Tariffs Boost Solar-Panel Makers in U.S.
Duties on Chinese Products Amid Subsidy Accusations Prompt Expansion
Employees working on a solar-panel production line at Shenzhou New Energy Co. in Lianyungang, China. The U.S. has accused Chinese manufacturers of selling at unfairly low prices. Getty Images
New tariffs on Chinese solar panels, including widely anticipated duties imposed by Washington on Friday, are spurring companies to manufacture more solar-power equipment in the U.S.
Two U.S. companies— SolarCity Corp. SCTY +0.57% and Suniva Inc.—have recently announced plans to build solar-panel factories in America, and at least one Chinese manufacturer says it is considering joining them.
Panels from China have been far cheaper than those produced in other countries, driving down overall prices in the U.S. by about two-thirds since 2010. Chinese panels are now going for about 68 to 73 cents a watt, compared with an average of 83 cents for panels made in Europe, Japan and the U.S., according to a study by GTM Research in Boston (the average household solar-power system is about 5,000 watts).
Chinese companies supplied about a third of the panels installed in the U.S. in 2013, GTM says. U.S. developers installed about 4,800 megawatts of solar panels in 2013 and are expected to install about 6,600 megawatts this year, according to GTM.
The Commerce Department on Friday slapped provisional duties of between 26% and 42% on equipment made by several Chinese solar-panel makers, over accusations that the companies dumped their products into the U.S. at unfairly low prices. The department assigned tariffs of 165% to Chinese firms that it said didn't respond to its inquiries.
Last month, the Commerce Department levied temporary tariffs ranging from 19% to 35% on the same group of Chinese solar-panel companies, which it accused of receiving unfair government subsidies. Both sets of tariffs won't become permanent until they receive final approval from the Commerce Department, which is expected to rule by December, and then the U.S. International Trade Commission, which is expected to rule on the tariffs by January.
"We want a level playing field," said Mukesh Dulani, president of SolarWorld's U.S. subsidiary.
The duties would affect most Chinese solar-panel makers. China-based Trina Solar Ltd.TSL +0.71% and Yingli Green Energy Holding Co. YGE +0.57% Ltd. deny their operations are heavily underwritten by the Chinese government and say they haven't dumped products in the U.S.
"It's unfair," said Zhiguo Zhu, senior vice president of Trina. "The government didn't give us huge subsidies."
The company has been considering opening a factory outside China, possibly in the U.S., Mr. Zhu said, adding that the duties "speed up our plans to manufacture outside China."
Suniva Inc., which is based in Norcross, Ga., employs about 250 people at its panel factory there and also outsources some manufacturing to China. The tariffs have helped make its American products more price-competitive, said Matt Card, vice president of global sales. The company started construction this week on a new factory in Saginaw Township, Mich., which will employ about 350 people.
SolarCity, of San Mateo, Calif., plans to build a factory in New York State within the next two years to build panels developed by Silevo Inc., which SolarCity bought in June for $200 million in stock, debt and cash.
"The tariffs were not a major factor in our decision, but they do make domestic manufacturing even more attractive," SolarCity spokesman Jonathan Bass said.

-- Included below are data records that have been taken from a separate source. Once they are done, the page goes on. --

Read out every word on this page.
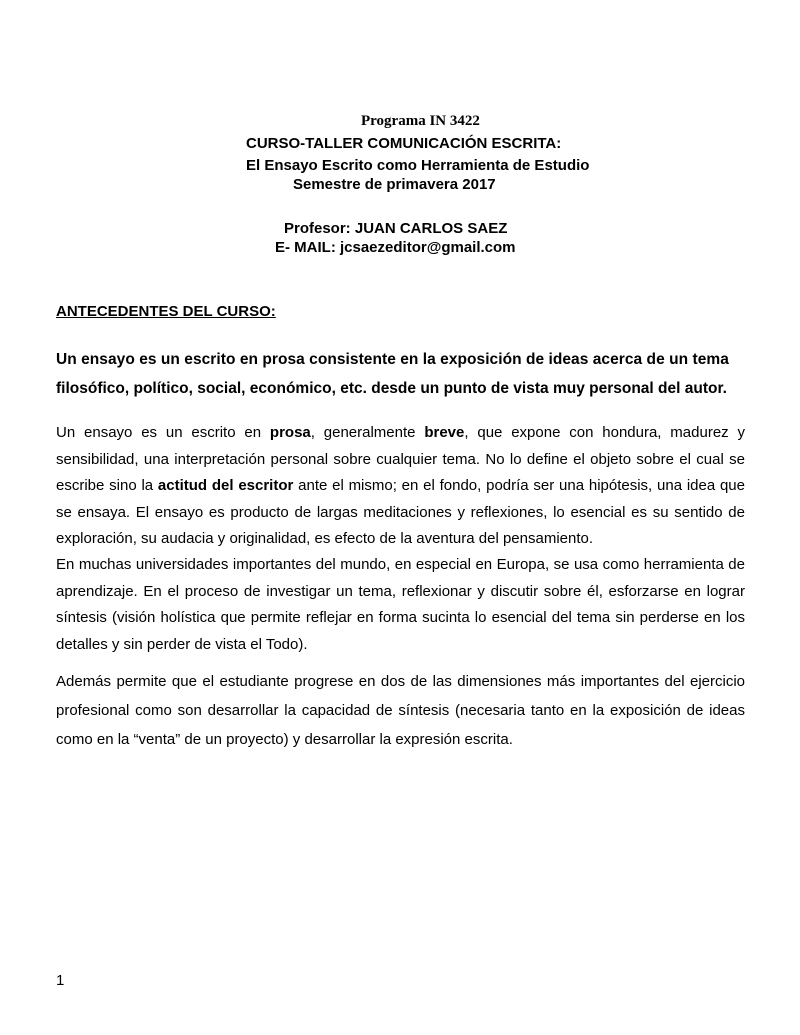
Programa IN 3422
CURSO-TALLER COMUNICACIÓN ESCRITA:
El Ensayo Escrito como Herramienta de Estudio
Semestre de primavera 2017
Profesor: JUAN CARLOS SAEZ
E- MAIL: jcsaezeditor@gmail.com
ANTECEDENTES DEL CURSO:
Un ensayo es un escrito en prosa consistente en la exposición de ideas acerca de un tema
filosófico, político, social, económico, etc. desde un punto de vista muy personal del autor.

Un ensayo es un escrito en prosa, generalmente breve, que expone con hondura, madurez y sensibilidad, una interpretación personal sobre cualquier tema. No lo define el objeto sobre el cual se escribe sino la actitud del escritor ante el mismo; en el fondo, podría ser una hipótesis, una idea que se ensaya. El ensayo es producto de largas meditaciones y reflexiones, lo esencial es su sentido de exploración, su audacia y originalidad, es efecto de la aventura del pensamiento.

En muchas universidades importantes del mundo, en especial en Europa, se usa como herramienta de aprendizaje. En el proceso de investigar un tema, reflexionar y discutir sobre él, esforzarse en lograr síntesis (visión holística que permite reflejar en forma sucinta lo esencial del tema sin perderse en los detalles y sin perder de vista el Todo).

Además permite que el estudiante progrese en dos de las dimensiones más importantes del ejercicio profesional como son desarrollar la capacidad de síntesis (necesaria tanto en la exposición de ideas como en la “venta” de un proyecto) y desarrollar la expresión escrita.

1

Even if the Chinese companies pass on the added costs of the tariffs, the duties aren't likely to dent demand from homeowners, analysts said. Companies that install residential systems compete with each other to offer the lowest-priced electricity, not the lowest-priced panels.
"I don't really see a huge impact on customers in the residential sector," said Shyam Meta, an analyst at GTM. "It's more in the utility-scale sector where the economics become more challenging."
Some companies that install commercial systems, often called solar farms, have relied on cheap Chinese panels.
Strata Solar, a small solar-farm developer in Chapel Hill, N.C., used to buy low-price Chinese panels, but those prices have increased by 15% to 20% because of the new duties, said John Morrison, a senior vice president at the company.
"This is the wrong way to go," he said. The company has switched to buying thin-film panels made by Arizona-based First Solar Inc. FSLR +1.18% and by Chinese manufacturers. Chinese thin-film panels aren't subject to the tariffs, as they use a different technology than the more mainstream silicon panels that are at the center of the trade case.